Beau é un uomo di mezza età che soffre di ansie e paranoie. Un giorno intraprende un viaggio per raggiungere l’abitazione della madre, lontana da casa sua. Da qui, inizierà un’odissea psichica che lo metterà a dura prova e lo porterà ad immergersi in situazioni sempre più grottesche e surreali dalle quali riuscirà a comprendere più di se stesso e della propria vita.
Beau ha paura, paura di uscire di casa, paura di affrontare un appuntamento e paura del mondo che lo circonda. Qual é la matrice della propria ipocondria, delle proprie ossessioni? Il film lascia interrogare il protagonista e allo stesso tempo lo spettatore proprio su questo.
Ari Aster riesce a far immergere sapientemente lo sguardo del pubblico in un delirio psichico che in qualche maniera smuove e tocca l’animo più intimo. Tre ore di cinema d’autore allo stato puro, un film maturo, una seduta psicanalitica che ci lascia sfiorare le metamorfosi subite dalla psiche di Beau dalla nascita in poi, ponendo il pubblico nel ruolo di una giuria con il compito di comprendere chi ha colpe e di cosa, se ne ha, da cosa sono generate e se sono giustificabili. Beau é una vittima, o forse no? Beau é colpevole nei confronti di sua madre o é semplicemente il risultato delle sue nevrosi? Il film non vuole dar risposte, o meglio, non é un puzzle da ricostruire che alla fine completa una forma unica e precisa, l’opera é lo specchio di una mente frammentata, quella di Beau, che nutre delle colpe ma allo stesso tempo cerca di scagionarsene, comprendendo la differenza tra ciò che ha vissuto e ciò che invece non ha potuto vivere, riflettendo sul proprio passato e immaginandosi allo stesso tempo una vita diversa, migliore, normale e non frutto delle ossessioni generate in lui durante la propria crescita.

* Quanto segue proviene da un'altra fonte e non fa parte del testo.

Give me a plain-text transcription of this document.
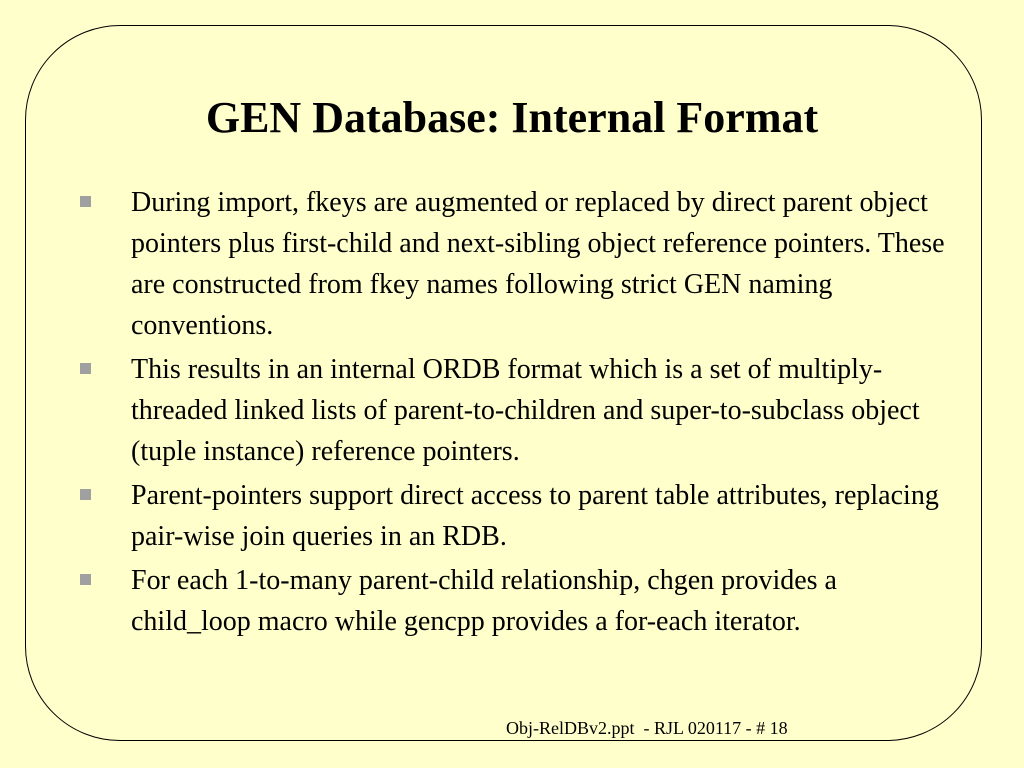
GEN Database: Internal Format
During import, fkeys are augmented or replaced by direct parent object pointers plus first-child and next-sibling object reference pointers. These are constructed from fkey names following strict GEN naming conventions.
This results in an internal ORDB format which is a set of multiply-threaded linked lists of parent-to-children and super-to-subclass object (tuple instance) reference pointers.
Parent-pointers support direct access to parent table attributes, replacing pair-wise join queries in an RDB.
For each 1-to-many parent-child relationship, chgen provides a child_loop macro while gencpp provides a for-each iterator.
Obj-RelDBv2.ppt  - RJL 020117 - # 18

Beau ha paura di una cosa in particolare alla quale non farò riferimento per non sconfinare nello spoiler. La matrice del film gira e rigira attorno ad un unico e solido concetto che é comprensibile sin dai primi minuti dell’opera. Aster riesce a riflettere sulla tematica dei rapporti interpersonali (ciò che scaturiscono, come influenzano la crescita e cosa generano in essa) con chiarezza, per quanto sia comunque complicata da comprendere. L’autore statunitense non lascia nulla al caso e i simbolismi di cui si serve risultano limpidi se si riesce ad empatizzare con il protagonista. Ovviamente ci troviamo di fronte ad un film ermetico che necessita di diverse visioni per poter essere compreso a fondo. "Beau ha paura" é un film visionario, figlio dell’impronta personalissima di Aster che riesce a fondere commedia e orrore trovando la propria forma in un delirio psichico in grado di smuovere le percezioni dello spettatore dalla base; spettatore che trovandosi totalmente immerso in un quadro grottesco e surrealista vive, insieme al protagonista stesso, un’odissea visiva e percettiva che di fatto lo porta ad uscire dalla sala con diverse domande a cui rispondere. Più che ad un’opera, ci si troverà di fronte ad un’esperienza, che va vissuta analizzata e sentita, e riserverà grandissime sorprese ed emozioni a chi, come me, si lascerà totalmente trasportare dalla pellicola, vivendo sulla propria pelle la paura stessa di Beau.